- cross-posted to:
- hackernews@lemmy.smeargle.fans
Interesting to see the benefits and drawbacks called out.
- uthredii ( @uthredii@programming.dev ) English34•8 months ago
In this regard, AI-generated code resembles an itinerant contributor, prone to violate the DRY-ness [don’t repeat yourself] of the repos visited.
So I guess previously people might first look inside their repo’s for examples of code they want to make, if they find and example they might import it instead of copy and pasting.
When using LLM generated code they (and the LLM) won’t be checking their repo for existing code so it ends up being a copy pasta soup.
- Gamma ( @GammaGames@beehaw.org ) English8•8 months ago
Makes sense, even if it’s not good practice.
It is really useful for hobby projects! I needed a recursive function to find a path between two nodes in a graph and it wrote me something that worked with my data in a few seconds, saved a bit of time
- MonkderZweite ( @MonkderZweite@feddit.ch ) 10•8 months ago
saved a bit of time.
For now.
- Gamma ( @GammaGames@beehaw.org ) English2•8 months ago
?
- MonkderZweite ( @MonkderZweite@feddit.ch ) 9•8 months ago
Best practices exist to save you time and nerves in debugging.
- magic_lobster_party ( @magic_lobster_party@kbin.social ) 4•8 months ago
Good practices don’t matter much for small hobby projects.
- MonkderZweite ( @MonkderZweite@feddit.ch ) 5•8 months ago
Training bad habits… vs. fun, i get it.
- Gamma ( @GammaGames@beehaw.org ) English3•8 months ago
Meh, I knew that my graph would never have loops and would only ever have one path from A to B, so it did it well enough. Pretty easy to test!
- silasmariner ( @silasmariner@programming.dev ) 5•8 months ago
I find that code way too fun to write to let someone or something else do it for me 😂
- redcalcium ( @redcalcium@lemmy.institute ) 4•8 months ago
Actual time spent micromanaging the AI until it produces the perfect code may or may not exceed writing the code yourself.
- Gamma ( @GammaGames@beehaw.org ) English1•8 months ago
That’s fair, and if I were getting paid for it I’d do the same! But it’s for a project that’s essentially a pomodoro timer 😆 so it’s harder to justify the time
- MaoZedongers ( @MaoZedongers@lemmy.today ) 10•8 months ago
what a shocker
- chepox ( @chepox@sopuli.xyz ) 9•8 months ago
I use it mostly as a help menu. Details of the function and parameter settings. Also fixing errors. I don’t use it to generate code for me though.

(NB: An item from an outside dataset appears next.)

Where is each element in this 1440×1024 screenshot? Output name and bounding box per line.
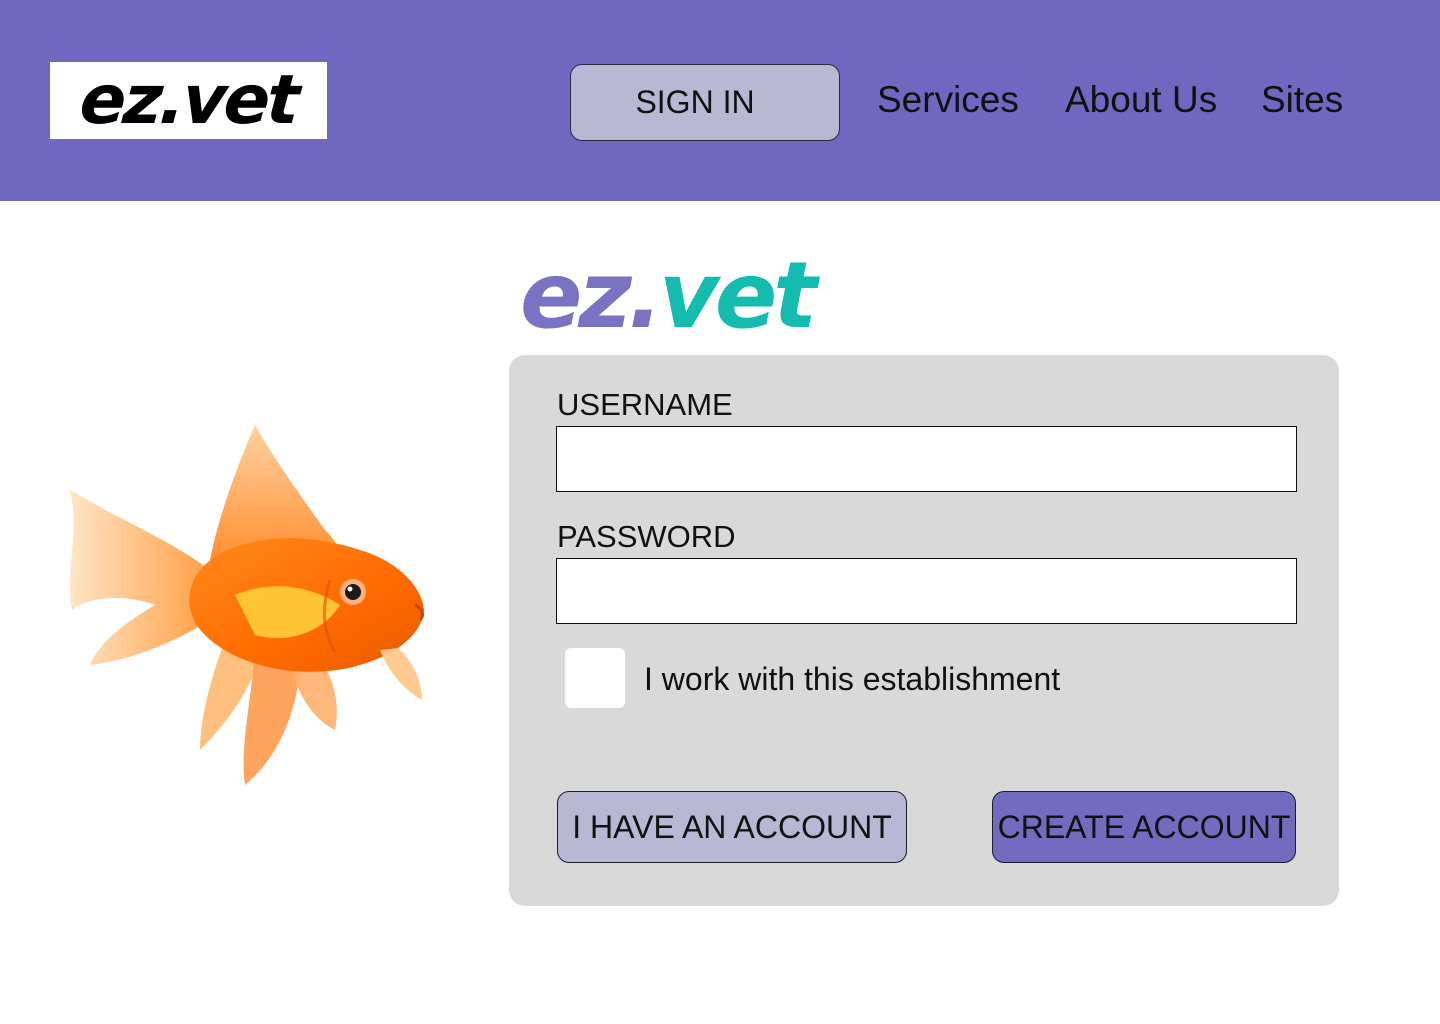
sign-in-button[interactable]: SIGN IN xyxy=(570,64,840,141)
brand-logo-part2: vet xyxy=(658,242,817,349)
nav-link-sites[interactable]: Sites xyxy=(1261,78,1343,122)
brand-logo-part1: ez. xyxy=(520,242,663,349)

- conciselyverbose ( @conciselyverbose@kbin.social ) 17•8 months ago
Using it to generate code isn’t inherently bad (outside of copyright concerns). Especially in “stupid amount of boiler plate” languages/etc.
But the problem is that people are lazy. They don’t bother understanding the output, making sure it does what you want it to, etc. It’s not that different than people copy pasting code from reference material. Part of the beauty of software development is that you don’t have to solve every problem someone else has already solved. But you do need to know what your code is doing and why.
Copilot is a shortcut to code that “works” with less requirement to know what’s happening.
- evatronic ( @evatronic@lemm.ee ) English8•8 months ago
I thought we solved the boilerplate issue with templates and snippets like 30 years ago.
- lemmyvore ( @lemmyvore@feddit.nl ) English5•8 months ago
Not only that, but we solved it in a deterministic manner. The way LLMs go about it, by picking something they think sort of maybe looks like the right thing is more bother than it’s worth.